そして人は年をとっていく。時は取り分をとっていく。
(上巻P360)

 単に「僕」が登場人物の年齢を感じた場面での文章だけど、引き締まった一文で印象的。奇妙な人々と、都会の風景。そうした設定だからこそ描けるのかもしれない。どんどん失われていくもの。それを感じること。

 いつの間にか疎遠になった友人、もう行くことがない場所。記憶の中にだけある出来事。そういうものが大人になるにつれて増えていく。知り合った人も多いけど、もう会わない人も多い。あんなに好きだったものも今はほとんど興味がない。そうしたことを感じながら物語の方が近づいてくれる感じです。本に共感し、本が共感してくれる。それだけで十分。

 そして流れる時代「高度資本主義」。物を買うことが単純ではなくなった。

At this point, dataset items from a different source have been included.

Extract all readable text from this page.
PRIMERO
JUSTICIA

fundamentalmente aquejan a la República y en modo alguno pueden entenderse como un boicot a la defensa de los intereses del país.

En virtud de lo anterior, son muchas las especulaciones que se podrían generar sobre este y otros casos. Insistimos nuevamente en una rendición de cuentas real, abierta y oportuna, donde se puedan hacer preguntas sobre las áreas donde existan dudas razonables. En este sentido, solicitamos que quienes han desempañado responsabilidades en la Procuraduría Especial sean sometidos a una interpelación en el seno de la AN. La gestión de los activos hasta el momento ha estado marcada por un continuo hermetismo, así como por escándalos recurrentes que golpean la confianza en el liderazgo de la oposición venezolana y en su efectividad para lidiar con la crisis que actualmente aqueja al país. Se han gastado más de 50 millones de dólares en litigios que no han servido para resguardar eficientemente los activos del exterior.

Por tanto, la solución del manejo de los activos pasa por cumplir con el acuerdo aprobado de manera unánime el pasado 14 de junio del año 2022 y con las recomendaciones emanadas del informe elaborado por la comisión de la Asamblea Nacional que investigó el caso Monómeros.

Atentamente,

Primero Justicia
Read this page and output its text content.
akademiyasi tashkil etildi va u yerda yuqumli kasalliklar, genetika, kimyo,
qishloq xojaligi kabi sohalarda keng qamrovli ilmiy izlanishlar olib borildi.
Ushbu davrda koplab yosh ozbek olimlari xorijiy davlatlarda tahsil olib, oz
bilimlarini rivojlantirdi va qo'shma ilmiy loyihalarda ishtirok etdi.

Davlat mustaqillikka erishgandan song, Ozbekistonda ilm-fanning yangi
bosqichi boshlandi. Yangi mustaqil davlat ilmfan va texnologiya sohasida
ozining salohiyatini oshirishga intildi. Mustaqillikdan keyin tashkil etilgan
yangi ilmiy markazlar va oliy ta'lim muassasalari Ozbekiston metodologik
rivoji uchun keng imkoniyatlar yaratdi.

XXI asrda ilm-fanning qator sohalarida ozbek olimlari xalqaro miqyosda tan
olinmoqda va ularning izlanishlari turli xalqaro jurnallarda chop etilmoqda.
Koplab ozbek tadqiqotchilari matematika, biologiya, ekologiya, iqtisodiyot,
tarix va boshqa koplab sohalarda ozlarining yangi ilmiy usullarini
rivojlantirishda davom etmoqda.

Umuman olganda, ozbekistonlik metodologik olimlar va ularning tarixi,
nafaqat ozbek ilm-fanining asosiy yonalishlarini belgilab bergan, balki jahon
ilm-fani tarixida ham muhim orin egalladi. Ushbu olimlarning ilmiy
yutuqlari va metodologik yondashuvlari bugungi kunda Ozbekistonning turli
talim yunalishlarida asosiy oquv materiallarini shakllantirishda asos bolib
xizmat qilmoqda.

本当に欲しいものは買えないが、何でも経費で落ちるということ。そして物は単純ではなくなり、ある種の幻想を与えるために存在している。そう感じる現代。時代は80年代だけど、よりいっそう幻想が増大しているのかもしれない。商品はただの商品ではなく、幻想なしには現代の商品とはなりえないのかもしれない。
どんないかがわしいものでもあるポイントを超えると単純な善悪の尺度がきかなくなってしまう。そこにそれ独自の独立した幻想が生じるからだ。そして一度幻想が生じると、それは純粋な商品として機能し始める。高度資本主義はあらゆる隙間から商品を掘り起こす。幻想、それがキイ・ワードだ。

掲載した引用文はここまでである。